During his state visit to the UK in March 2015, English PEN joined the Committee to Protect Journalists in sending an open letter to President Peña Nieto urging the Mexican authorities to address impunity and attacks against journalists in Mexico. We have yet to receive a response.
As part of our ongoing Mexico focus, we are therefore inviting our members, supporters, and visitors to this week’s London Book Fair to join our call.
On the occasion of the Year of Mexico in the UK and the UK in Mexico we, the undersigned, demand that the Mexican government take stronger steps to protect freedom of expression.
It is now more than six months since 43 student teachers disappeared in Guerrero. Meanwhile, the abduction and subsequent brutal murder of newspaper editor José Moisés Sánchez Cerezo in January serves as a disturbing reminder that so long as the authorities fail to prosecute the killers of journalists, they will continue to be vulnerable to violent retribution for their work.

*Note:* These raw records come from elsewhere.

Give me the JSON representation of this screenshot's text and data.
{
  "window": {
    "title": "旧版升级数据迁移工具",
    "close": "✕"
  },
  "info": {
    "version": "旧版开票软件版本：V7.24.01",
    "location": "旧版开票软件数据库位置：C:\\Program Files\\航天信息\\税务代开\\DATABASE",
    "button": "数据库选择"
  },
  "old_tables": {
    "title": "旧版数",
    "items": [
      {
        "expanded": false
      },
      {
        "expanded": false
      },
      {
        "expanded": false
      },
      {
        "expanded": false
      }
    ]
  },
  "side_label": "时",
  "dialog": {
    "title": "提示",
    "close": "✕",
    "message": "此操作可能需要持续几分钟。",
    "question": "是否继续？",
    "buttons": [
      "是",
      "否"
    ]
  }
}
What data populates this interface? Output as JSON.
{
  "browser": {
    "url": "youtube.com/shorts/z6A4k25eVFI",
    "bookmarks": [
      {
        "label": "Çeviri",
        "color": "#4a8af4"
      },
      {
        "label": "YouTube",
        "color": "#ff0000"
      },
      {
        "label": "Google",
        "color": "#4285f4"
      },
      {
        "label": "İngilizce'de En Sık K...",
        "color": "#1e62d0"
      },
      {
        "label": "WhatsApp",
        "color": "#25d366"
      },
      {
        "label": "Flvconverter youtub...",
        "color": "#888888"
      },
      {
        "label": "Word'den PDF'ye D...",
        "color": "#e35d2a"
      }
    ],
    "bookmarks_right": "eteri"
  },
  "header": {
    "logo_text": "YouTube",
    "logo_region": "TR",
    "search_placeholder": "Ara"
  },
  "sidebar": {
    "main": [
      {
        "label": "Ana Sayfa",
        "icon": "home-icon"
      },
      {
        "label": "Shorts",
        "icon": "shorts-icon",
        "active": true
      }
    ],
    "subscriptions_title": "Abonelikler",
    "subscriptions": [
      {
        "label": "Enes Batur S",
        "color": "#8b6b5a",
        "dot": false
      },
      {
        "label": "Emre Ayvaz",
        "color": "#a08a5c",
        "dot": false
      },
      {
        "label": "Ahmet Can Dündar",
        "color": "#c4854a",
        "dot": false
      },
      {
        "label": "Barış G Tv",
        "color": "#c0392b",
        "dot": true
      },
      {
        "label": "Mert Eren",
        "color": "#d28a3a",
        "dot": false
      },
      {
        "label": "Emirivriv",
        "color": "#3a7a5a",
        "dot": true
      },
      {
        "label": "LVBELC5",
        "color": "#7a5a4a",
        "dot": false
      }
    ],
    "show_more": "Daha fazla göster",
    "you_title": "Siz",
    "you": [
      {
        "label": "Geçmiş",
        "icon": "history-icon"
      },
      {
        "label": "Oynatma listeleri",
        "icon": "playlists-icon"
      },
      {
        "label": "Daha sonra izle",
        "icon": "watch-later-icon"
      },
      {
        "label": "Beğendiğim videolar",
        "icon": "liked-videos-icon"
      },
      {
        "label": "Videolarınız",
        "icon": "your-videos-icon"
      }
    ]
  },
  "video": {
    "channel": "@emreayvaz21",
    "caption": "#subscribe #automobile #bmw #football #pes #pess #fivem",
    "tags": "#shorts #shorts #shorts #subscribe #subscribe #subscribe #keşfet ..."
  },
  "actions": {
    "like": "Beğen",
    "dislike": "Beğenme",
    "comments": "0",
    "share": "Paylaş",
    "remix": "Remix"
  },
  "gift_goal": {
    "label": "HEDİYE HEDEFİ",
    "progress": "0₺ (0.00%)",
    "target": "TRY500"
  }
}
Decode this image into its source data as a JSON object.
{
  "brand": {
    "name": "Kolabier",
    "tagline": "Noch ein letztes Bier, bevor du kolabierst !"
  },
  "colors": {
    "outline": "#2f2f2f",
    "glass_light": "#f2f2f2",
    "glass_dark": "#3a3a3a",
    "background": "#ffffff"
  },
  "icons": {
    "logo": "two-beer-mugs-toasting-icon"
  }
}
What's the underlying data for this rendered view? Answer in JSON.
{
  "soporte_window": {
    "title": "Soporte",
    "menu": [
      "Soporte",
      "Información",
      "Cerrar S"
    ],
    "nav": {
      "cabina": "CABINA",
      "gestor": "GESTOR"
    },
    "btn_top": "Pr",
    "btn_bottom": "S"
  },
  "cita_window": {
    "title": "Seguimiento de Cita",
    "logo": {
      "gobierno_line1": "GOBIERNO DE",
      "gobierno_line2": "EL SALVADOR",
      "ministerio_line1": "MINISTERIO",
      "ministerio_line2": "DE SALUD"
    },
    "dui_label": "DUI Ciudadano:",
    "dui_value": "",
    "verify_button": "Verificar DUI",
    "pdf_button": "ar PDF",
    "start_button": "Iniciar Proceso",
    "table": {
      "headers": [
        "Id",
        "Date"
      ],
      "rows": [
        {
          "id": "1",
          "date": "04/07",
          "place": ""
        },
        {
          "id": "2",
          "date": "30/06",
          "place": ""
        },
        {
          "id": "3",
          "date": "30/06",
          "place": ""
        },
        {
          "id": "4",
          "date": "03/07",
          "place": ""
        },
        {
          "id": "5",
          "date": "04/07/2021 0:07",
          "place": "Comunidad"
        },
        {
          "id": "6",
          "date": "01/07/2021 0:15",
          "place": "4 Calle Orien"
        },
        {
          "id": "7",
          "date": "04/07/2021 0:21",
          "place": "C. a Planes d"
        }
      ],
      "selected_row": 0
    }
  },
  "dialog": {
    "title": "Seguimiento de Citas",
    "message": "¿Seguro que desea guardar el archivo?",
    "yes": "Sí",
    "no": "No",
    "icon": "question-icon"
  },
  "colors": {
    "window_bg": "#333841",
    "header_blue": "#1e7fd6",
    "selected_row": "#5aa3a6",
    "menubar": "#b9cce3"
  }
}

Shocking and horrific as these crimes are, sadly none are exceptional. José Moisés Sánchez Cerezo was at least the tenth journalist to have been murdered or disappeared in Veracruz since 2010, and one of more than 50 journalists killed or disappeared in the last seven years, many in direct connection to their journalism. The disappearance of the 43 student teachers has united the nation and led to unprecedented demonstrations on the streets, yet enforced disappearances involving both non-state and state actors are rife in Mexico, and have been for decades.
Both cases have also highlighted the major threat to freedom of expression in Mexico and to Mexicans – impunity. Impunity in crimes against journalists in Mexico stands at around 90 percent, fuelled by corruption, collusion, or lack of resources by local and provincial authorities. Legislation in 2013 to support the enactment of a constitutional amendment giving federal authorities jurisdiction to prosecute crimes against journalists has been underutilised, and has not yielded any convictions in journalist killings.
The impact of Mexico’s entrenched cycle of impunity and violence against the press is undeniable. Time and again media organisations and individual journalists have declared self-censorship as their only means of safety, leaving communities without access to information and news on vital topics.
We join with Mexicans in the UK and all over the world in demanding that the government do more to protect freedom of expression in Mexico, and the human rights of all Mexicans.